Setmelanotide is a melanocortin-4 receptor (MC4R) agonist that reduces weight and hunger. The Food and Drug Administration approved the treatment for chronic obesity in adults and pediatric patients of 6 years of age and older in 2022.

Ganawa et al. describe the success of using a GLP-1 agonist to reduce body mass index (BMI) (14). A mega-analysis was published by Niederlova et al. (15).

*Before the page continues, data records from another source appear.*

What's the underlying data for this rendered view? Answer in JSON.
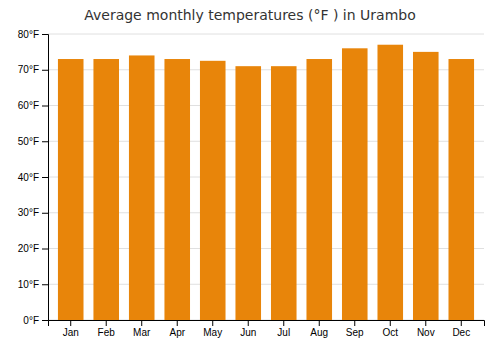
{
  "chart_data": {
    "type": "bar",
    "title": "Average monthly temperatures (°F ) in Urambo",
    "categories": [
      "Jan",
      "Feb",
      "Mar",
      "Apr",
      "May",
      "Jun",
      "Jul",
      "Aug",
      "Sep",
      "Oct",
      "Nov",
      "Dec"
    ],
    "values": [
      73.0,
      73.0,
      74.0,
      73.0,
      72.5,
      71.0,
      71.0,
      73.0,
      76.0,
      77.0,
      75.0,
      73.0
    ],
    "color": "#E8850A",
    "ylim": [
      0,
      80
    ],
    "yticks": [
      {
        "value": 0,
        "label": "0°F"
      },
      {
        "value": 10,
        "label": "10°F"
      },
      {
        "value": 20,
        "label": "20°F"
      },
      {
        "value": 30,
        "label": "30°F"
      },
      {
        "value": 40,
        "label": "40°F"
      },
      {
        "value": 50,
        "label": "50°F"
      },
      {
        "value": 60,
        "label": "60°F"
      },
      {
        "value": 70,
        "label": "70°F"
      },
      {
        "value": 80,
        "label": "80°F"
      }
    ],
    "grid": true
  }
}
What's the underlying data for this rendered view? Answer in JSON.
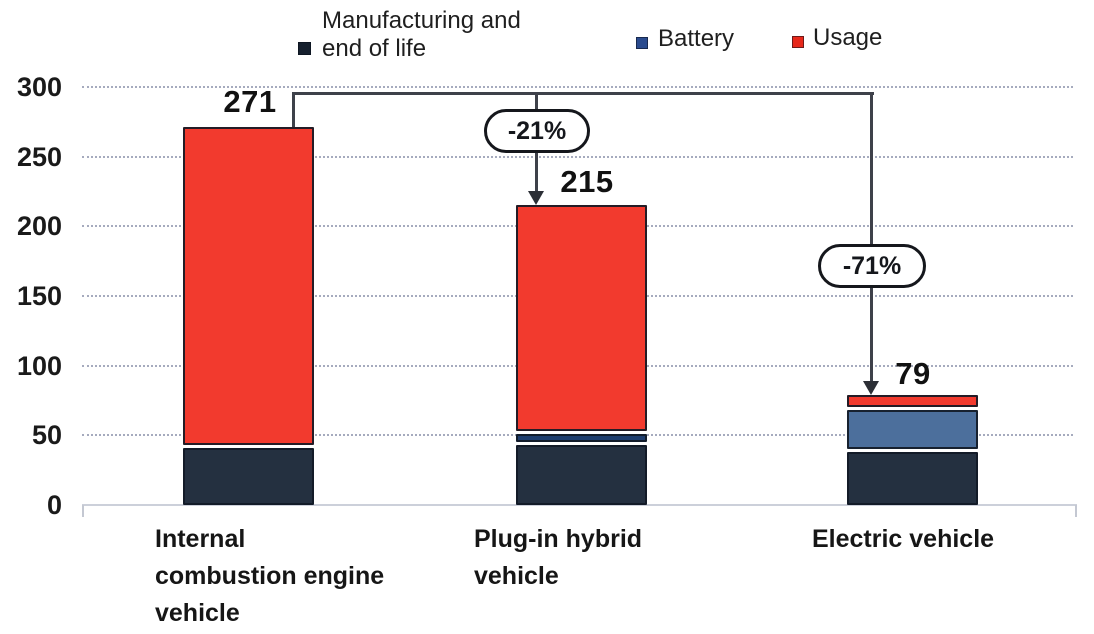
{
  "chart_data": {
    "type": "bar",
    "stacked": true,
    "ylim": [
      0,
      300
    ],
    "yticks": [
      "0",
      "50",
      "100",
      "150",
      "200",
      "250",
      "300"
    ],
    "grid": "horizontal-dotted",
    "legend_position": "top",
    "categories": [
      "Internal combustion engine vehicle",
      "Plug-in hybrid vehicle",
      "Electric vehicle"
    ],
    "series": [
      {
        "name": "Manufacturing and end of life",
        "color": "#243040",
        "values": [
          43,
          45,
          40
        ]
      },
      {
        "name": "Battery",
        "color": "#2a4b8e",
        "values": [
          0,
          8,
          30
        ]
      },
      {
        "name": "Usage",
        "color": "#f23a2e",
        "values": [
          228,
          162,
          9
        ]
      }
    ],
    "totals": [
      271,
      215,
      79
    ],
    "bars": [
      {
        "label_lines": [
          "Internal",
          "combustion engine",
          "vehicle"
        ],
        "total": "271",
        "segments": [
          {
            "name": "Manufacturing and end of life",
            "value": 43,
            "color": "#243040"
          },
          {
            "name": "Usage",
            "value": 228,
            "color": "#f23a2e"
          }
        ]
      },
      {
        "label_lines": [
          "Plug-in hybrid",
          "vehicle"
        ],
        "total": "215",
        "segments": [
          {
            "name": "Manufacturing and end of life",
            "value": 45,
            "color": "#243040"
          },
          {
            "name": "Battery",
            "value": 8,
            "color": "#1f3e6f"
          },
          {
            "name": "Usage",
            "value": 162,
            "color": "#f23a2e"
          }
        ]
      },
      {
        "label_lines": [
          "Electric vehicle"
        ],
        "total": "79",
        "segments": [
          {
            "name": "Manufacturing and end of life",
            "value": 40,
            "color": "#243040"
          },
          {
            "name": "Battery",
            "value": 30,
            "color": "#4c6f9c"
          },
          {
            "name": "Usage",
            "value": 9,
            "color": "#f23a2e"
          }
        ]
      }
    ],
    "annotations": [
      {
        "label": "-21%",
        "from": "Internal combustion engine vehicle",
        "to": "Plug-in hybrid vehicle"
      },
      {
        "label": "-71%",
        "from": "Internal combustion engine vehicle",
        "to": "Electric vehicle"
      }
    ]
  },
  "legend": {
    "items": [
      {
        "label": "Manufacturing and end of life",
        "label_lines": [
          "Manufacturing and",
          "end of life"
        ],
        "color": "#16202e"
      },
      {
        "label": "Battery",
        "label_lines": [
          "Battery"
        ],
        "color": "#2a4b8e"
      },
      {
        "label": "Usage",
        "label_lines": [
          "Usage"
        ],
        "color": "#e7281b"
      }
    ]
  }
}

They analyzed the largest cohort study of BBS patients with a total of 889 patients, pooling data from 85 studies focusing on gene-phenotype correlations. Geno-phenotype correlations were used for disease severity. Patients with mutations and presumed loss of function had a higher syndromic score than the rest.

 

Prognosis

Depending on the symptoms, the survival rate varies. Moor and colleagues describe a median survival of about 63 years (16). Myocardial infarction results in mortality from 40 to 54 years. O’Dea describes in his study renal abnormalities from 19-60 years, then embolism with thrombosis from 32 to 34 years, gastrointestinal hemorrhages at 45 years (17).

 

Conclusion

BBS is a rare genetic disease due to ciliopathy. Due to the involvement of multiple systems, the approach to these patients is multidisciplinary. The diagnosis can be made even intrauterine. A multidisciplinary approach is mandatory in this disease due to multiorgan dysfunction. The role of cellular biology is important for the development of specific therapy.

 

Patient: _________ (female) Sample received 23.02.20
Date of birth: 03.02.2021 Request received 23.02.20
Ident. Sample Number: 29099 Sample processed 18.06.20
Sample type: DNA (date of sampling: unknown) Payment

Science

 

Reason for testing:

Diagnosis/assumption of autosomal recessive Bardet – Biedl Syndrome

 

Requested analisys

NGS analysis based on an exome for known genes for renal ciliopathy, using the Agilent SureSelectXT HS Human All Exon V8. Bioinformatical analysis of 520 genes related to renal pathology of genomic DNA. Alignment of the sequence with human hg38 reference genome. Analysis of coding gene regions and 20 bp of neighboring, non-coding regulatory sequence. The sequencing was done on the Illumina NovaSeq 6000 platform.

Clinical details and previous findings

Patient with bilateral hyperechoic kidneys with a status of previous polydactyly

Results

Filtering for potential complex heterozygosity in 520 genes related to kidney pathology produced a result of only two different heterozygotic BBS12 variants in the patient.